Теперь, когда мы знаем (осознаем!) тот факт, что в основном обрабатываем информацию бессознательно и автоматически, вернемся к вопросу, поставленному в конце предыдущей главы. Если так много сложных систем работает в нас на подсознательном уровне, специализированно и рассредоточенно, почему мы ощущаем себя цельными? Я считаю, что ответ на этот вопрос заключен в левом полушарии — в одном из его модулей, на который мы натолкнулись в ходе многолетних исследований. Опять-таки наши пациенты с расщепленным мозгом позволили получить потрясающие данные.
Через несколько лет после начала наших экспериментов мы работали с очередной группой пациентов с расщепленным мозгом на Восточном побережье.
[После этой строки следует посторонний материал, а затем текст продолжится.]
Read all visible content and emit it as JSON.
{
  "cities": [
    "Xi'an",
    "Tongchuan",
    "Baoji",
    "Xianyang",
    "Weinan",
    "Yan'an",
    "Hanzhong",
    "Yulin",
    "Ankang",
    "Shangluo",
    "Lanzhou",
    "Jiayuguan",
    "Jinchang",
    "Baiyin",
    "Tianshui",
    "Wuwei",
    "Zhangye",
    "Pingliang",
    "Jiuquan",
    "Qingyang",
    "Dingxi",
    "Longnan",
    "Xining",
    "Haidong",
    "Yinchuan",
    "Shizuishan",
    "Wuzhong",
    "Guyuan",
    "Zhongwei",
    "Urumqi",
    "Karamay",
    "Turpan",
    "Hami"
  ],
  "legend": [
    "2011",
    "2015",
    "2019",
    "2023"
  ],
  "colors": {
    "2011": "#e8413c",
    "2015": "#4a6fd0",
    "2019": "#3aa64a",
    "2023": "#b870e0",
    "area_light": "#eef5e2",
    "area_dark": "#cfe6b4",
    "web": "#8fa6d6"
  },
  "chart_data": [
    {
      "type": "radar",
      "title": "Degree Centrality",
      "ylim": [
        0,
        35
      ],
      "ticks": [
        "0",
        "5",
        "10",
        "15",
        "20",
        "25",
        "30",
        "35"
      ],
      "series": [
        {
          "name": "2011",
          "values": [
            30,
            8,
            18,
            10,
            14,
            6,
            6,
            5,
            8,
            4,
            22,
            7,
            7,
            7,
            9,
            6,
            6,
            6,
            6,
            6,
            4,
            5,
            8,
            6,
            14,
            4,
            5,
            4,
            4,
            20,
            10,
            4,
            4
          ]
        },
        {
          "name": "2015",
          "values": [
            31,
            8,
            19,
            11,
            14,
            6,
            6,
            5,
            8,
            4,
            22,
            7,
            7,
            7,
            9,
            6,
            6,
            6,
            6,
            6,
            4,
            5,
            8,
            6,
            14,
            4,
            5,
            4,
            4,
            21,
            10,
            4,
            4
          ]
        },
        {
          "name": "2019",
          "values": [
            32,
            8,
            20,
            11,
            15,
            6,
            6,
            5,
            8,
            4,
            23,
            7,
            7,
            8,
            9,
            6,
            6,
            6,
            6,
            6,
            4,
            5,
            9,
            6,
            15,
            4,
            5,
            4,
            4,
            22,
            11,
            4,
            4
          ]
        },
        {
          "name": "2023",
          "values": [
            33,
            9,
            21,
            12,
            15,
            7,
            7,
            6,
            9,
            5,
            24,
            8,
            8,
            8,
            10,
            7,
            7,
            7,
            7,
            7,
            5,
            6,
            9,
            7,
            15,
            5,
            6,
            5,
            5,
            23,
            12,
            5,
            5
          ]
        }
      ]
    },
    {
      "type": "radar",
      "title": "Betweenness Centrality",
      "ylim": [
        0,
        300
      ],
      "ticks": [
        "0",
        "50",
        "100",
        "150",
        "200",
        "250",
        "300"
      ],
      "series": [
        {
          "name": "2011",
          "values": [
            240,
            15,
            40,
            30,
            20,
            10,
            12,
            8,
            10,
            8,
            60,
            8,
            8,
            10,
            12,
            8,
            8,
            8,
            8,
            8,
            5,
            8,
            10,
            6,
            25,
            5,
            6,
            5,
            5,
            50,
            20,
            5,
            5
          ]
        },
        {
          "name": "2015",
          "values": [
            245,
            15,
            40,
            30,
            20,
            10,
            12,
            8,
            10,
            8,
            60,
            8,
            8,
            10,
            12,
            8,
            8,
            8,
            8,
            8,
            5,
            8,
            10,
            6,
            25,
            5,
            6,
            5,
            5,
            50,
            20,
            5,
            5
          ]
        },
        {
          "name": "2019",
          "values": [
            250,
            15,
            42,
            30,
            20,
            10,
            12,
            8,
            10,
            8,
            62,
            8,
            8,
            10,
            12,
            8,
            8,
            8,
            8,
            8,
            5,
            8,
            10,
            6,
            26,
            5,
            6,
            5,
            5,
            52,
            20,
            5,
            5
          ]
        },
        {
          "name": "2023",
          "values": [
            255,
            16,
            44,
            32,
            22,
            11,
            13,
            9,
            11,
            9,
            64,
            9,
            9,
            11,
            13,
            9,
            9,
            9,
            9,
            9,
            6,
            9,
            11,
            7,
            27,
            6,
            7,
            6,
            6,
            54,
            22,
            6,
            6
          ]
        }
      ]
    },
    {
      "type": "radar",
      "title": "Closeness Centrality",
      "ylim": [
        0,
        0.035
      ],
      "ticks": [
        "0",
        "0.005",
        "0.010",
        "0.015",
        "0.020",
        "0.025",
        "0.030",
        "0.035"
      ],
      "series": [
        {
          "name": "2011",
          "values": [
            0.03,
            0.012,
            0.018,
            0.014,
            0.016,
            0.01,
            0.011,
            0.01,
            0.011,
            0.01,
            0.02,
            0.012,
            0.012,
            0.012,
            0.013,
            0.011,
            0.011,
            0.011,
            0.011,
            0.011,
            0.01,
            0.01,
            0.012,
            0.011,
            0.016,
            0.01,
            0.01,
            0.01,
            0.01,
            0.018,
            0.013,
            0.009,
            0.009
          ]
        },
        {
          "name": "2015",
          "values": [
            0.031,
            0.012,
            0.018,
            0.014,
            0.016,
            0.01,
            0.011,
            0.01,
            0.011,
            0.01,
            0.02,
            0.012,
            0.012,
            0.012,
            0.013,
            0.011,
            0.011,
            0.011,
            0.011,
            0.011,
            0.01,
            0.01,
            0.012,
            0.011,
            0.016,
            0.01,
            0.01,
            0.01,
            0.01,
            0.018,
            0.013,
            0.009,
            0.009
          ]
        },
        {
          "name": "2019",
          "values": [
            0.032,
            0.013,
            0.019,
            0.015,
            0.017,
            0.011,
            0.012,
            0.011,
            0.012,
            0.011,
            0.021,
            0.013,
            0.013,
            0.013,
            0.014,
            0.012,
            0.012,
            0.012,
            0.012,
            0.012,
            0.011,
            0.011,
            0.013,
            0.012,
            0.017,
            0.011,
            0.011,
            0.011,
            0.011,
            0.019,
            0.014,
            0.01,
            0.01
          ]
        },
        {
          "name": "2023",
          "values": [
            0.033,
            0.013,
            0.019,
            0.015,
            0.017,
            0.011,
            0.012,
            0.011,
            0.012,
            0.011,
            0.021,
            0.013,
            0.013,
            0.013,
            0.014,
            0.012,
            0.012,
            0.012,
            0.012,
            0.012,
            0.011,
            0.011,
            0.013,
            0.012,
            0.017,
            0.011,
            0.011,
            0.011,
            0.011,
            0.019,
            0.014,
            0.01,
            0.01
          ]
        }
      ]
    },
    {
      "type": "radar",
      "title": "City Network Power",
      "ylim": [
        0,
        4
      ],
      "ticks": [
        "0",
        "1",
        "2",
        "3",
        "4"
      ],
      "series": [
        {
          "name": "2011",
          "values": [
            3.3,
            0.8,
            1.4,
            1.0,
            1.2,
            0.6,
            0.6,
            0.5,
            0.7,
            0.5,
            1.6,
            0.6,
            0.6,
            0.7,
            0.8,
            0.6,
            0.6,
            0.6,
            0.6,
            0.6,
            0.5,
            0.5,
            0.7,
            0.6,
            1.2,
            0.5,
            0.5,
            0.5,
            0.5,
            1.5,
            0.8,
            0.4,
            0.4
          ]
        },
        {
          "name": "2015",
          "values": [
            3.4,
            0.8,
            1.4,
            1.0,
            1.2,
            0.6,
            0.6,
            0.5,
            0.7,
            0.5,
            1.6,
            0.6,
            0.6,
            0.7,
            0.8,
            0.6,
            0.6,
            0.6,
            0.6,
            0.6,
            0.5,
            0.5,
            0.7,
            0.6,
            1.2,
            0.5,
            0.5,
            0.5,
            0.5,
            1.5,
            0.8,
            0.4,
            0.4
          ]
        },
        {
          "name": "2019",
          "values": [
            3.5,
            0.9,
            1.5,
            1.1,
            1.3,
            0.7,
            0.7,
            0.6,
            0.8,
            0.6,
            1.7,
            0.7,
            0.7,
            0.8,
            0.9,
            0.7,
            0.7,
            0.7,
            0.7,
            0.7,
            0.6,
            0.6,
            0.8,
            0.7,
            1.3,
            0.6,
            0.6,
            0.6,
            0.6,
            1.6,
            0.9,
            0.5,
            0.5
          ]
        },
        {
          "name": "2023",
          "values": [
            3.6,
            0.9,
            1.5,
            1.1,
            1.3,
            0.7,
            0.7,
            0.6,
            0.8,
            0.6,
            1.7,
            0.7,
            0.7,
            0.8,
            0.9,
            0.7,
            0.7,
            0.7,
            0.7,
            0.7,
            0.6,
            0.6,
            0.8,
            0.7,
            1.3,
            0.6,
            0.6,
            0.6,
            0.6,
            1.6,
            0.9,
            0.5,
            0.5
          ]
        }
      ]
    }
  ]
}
Мы проверяли, что они почувствуют, когда мы подсунем сообщение их правому полушарию и вынудим левую руку совершить какое-нибудь действие. Что они скажут себе, когда ни с того ни с сего их левая рука что-то сделает? Представьте, что вы читаете эту книгу и вдруг замечаете, что ваша рука начинает щелкать пальцами. Как вы себе это объясните? Мы придумали эксперимент, в котором могли спрашивать пациента, что, как он думает, делает его левая рука. Эти эксперименты выявили еще одну способность левого полушария, которая нас просто ошеломила.
Мы показали пациенту с расщепленным мозгом два изображения: куриную лапку в правом поле зрения, так что ее видело только левое полушарие, и снежный пейзаж в левом поле зрения — только для правой половины мозга. Затем перед ним поместили набор картинок, которые были доступны обоим полушариям, и предложили выбрать одну из них. Левая рука пациента указала на лопату (что было самым подходящим ответом на снежный пейзаж), а правая — на курицу (самый подходящий ответ на лапку). Мы спросили, почему он выбрал именно их. Его речевой центр в левом полушарии ответил: “Все просто. Куриная лапа относится к курице”, — легко объяснив то, что левый мозг знал, ведь он видел изображение лапы. Потом пациент посмотрел на свою левую руку, указывавшую на лопату, и не моргнув глазом сказал: “А чтобы вычистить курятник, нужна лопата”. Левый мозг, обратив внимание на действия левой руки, но не зная, почему она выбрала этот предмет, мгновенно поместил это в такой контекст, который бы все объяснял. Он интерпретировал выбор лопаты в контексте, соответствующем тому, что он знал, а знал он лишь о куриной лапке. Он ничего не знал о снежном пейзаже, но должен был объяснить картинку лопаты в левой руке. Разумеется, курицы оставляют грязь, а ее нужно убирать. Вот и разумное объяснение! Интересно, что левое полушарие не сказало: “Я не знаю”, — хотя такой ответ был бы по-настоящему верным. Оно задним числом придумало другой, который соответствовал ситуации. Оно соорудило ложное воспоминание, использовав доступную ему информацию и собрав ее в приемлемый ответ. Мы назвали этот левополушарный модуль интерпретатором4.